Waiting for the next EdTech crash
Right now, companies that sell libraries of training content are hot. I’m not saying these products are bad. I’m not saying they’re useless. I am saying that there is an element of faddishness contributing to their valuations and ability to raise capital. And I’m saying that the same tired solutions—either buying libraries of whole courses or buying libraries of lesson bits—are not going to become game changers just by sprinkling some AI fairy dust on them. You can’t fix a fundamentally limited approach to constructing effective learning experiences with a matching algorithm.
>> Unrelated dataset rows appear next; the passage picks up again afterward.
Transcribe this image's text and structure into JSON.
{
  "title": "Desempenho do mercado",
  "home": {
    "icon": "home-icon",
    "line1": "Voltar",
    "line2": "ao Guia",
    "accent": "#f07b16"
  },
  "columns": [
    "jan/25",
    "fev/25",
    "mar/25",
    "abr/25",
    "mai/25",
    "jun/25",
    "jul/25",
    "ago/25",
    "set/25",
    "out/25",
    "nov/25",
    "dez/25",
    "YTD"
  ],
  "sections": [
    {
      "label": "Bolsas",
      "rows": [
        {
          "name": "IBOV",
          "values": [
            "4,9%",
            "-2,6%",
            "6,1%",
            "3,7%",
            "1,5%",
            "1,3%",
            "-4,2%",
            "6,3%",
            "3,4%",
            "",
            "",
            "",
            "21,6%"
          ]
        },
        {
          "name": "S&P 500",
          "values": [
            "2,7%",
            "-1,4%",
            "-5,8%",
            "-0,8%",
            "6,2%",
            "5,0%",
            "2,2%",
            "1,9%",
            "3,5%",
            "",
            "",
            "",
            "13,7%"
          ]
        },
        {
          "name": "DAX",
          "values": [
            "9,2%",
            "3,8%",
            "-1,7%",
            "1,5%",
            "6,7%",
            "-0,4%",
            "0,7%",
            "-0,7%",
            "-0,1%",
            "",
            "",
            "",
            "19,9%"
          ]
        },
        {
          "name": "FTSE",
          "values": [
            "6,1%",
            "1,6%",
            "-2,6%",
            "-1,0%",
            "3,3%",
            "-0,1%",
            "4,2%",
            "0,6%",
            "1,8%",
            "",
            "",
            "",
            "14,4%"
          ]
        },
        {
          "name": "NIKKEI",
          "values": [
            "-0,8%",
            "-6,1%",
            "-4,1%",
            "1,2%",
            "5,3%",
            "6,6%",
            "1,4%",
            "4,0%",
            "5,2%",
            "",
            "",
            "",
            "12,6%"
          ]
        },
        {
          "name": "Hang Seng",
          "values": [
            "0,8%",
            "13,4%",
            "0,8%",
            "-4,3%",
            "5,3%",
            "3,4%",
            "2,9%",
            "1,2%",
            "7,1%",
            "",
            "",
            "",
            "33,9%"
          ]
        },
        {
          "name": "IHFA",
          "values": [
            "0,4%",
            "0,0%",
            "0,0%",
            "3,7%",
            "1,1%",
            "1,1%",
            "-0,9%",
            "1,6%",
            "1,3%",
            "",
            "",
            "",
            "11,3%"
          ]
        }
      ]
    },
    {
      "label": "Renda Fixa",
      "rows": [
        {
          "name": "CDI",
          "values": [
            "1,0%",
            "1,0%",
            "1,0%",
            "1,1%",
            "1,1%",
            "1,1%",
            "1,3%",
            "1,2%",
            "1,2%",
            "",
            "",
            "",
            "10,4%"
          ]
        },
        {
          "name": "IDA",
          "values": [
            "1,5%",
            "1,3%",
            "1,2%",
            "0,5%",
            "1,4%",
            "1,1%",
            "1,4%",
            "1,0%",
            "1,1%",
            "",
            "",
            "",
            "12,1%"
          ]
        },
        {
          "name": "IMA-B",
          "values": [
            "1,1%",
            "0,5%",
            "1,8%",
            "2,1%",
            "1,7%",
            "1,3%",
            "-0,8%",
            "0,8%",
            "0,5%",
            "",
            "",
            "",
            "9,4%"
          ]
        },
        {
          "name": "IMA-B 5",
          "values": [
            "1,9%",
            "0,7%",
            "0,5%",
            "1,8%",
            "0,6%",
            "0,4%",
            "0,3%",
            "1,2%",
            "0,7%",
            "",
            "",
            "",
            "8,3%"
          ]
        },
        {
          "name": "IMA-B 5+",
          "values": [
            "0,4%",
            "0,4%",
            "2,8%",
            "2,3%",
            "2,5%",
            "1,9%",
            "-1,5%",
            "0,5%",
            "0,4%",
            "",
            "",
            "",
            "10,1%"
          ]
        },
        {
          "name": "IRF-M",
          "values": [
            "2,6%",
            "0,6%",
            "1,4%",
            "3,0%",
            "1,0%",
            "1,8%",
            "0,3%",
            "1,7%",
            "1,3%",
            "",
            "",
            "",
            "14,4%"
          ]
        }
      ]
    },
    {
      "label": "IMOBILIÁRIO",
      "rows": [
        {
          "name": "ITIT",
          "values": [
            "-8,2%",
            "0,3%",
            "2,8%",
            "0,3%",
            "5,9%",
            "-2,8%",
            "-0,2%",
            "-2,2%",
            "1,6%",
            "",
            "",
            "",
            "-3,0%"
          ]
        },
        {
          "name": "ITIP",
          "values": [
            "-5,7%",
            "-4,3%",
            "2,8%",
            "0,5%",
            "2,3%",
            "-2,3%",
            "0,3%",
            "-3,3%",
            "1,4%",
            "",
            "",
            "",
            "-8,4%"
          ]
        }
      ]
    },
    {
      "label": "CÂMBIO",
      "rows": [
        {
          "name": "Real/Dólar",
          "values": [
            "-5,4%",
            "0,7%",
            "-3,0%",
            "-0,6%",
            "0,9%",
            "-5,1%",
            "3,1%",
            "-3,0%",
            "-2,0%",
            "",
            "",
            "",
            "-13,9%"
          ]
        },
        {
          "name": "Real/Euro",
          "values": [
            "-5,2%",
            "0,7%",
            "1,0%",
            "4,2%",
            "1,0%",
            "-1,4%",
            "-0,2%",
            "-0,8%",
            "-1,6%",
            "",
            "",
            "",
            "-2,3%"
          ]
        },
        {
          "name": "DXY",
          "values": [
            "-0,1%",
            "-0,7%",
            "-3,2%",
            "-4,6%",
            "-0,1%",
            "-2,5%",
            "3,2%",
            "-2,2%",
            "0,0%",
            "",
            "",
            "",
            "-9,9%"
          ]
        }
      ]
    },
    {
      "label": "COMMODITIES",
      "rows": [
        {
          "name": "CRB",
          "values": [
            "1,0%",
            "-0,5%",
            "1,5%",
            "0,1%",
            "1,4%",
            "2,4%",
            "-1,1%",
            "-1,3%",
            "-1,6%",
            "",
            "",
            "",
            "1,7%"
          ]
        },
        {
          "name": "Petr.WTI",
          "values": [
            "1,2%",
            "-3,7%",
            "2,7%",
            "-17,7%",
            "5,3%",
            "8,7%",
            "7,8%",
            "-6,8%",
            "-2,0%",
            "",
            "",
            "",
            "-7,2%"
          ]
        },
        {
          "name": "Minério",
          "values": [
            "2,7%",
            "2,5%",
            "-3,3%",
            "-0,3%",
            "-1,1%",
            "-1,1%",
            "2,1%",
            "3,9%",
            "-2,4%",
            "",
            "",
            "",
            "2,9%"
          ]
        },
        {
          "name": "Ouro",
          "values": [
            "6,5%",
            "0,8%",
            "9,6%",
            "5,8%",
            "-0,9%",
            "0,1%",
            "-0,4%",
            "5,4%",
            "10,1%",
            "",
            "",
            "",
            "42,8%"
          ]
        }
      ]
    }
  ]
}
There are ways to approach these difficult, thorny problems. We’re trying out several of them in my day job. But my main point for the purpose of this article is that there seems to be an assumption that building a workplace learning EdTech company is easier than in higher education. I will grant you that selling to corporations is less painful than selling to universities (though it is still very, very painful). But I think investors are going to discover the fads and crashes in the corporate space are not less dramatic than they have been in higher ed. Just because something is selling well now doesn’t mean that it is solving a real problem and will remain hot.
If you want to develop lasting product/market fit with a learning product, regardless of the sector that it’s in, you’ll need to look deeper than the buying patterns of the moment. This is a complex space whose ongoing success cannot be predicted by purchases, initial usage, or even the first couple of years of repeat purchases. It takes a while to figure out if learning interventions are working, especially if you’re not studying their impact (which most organizations are not).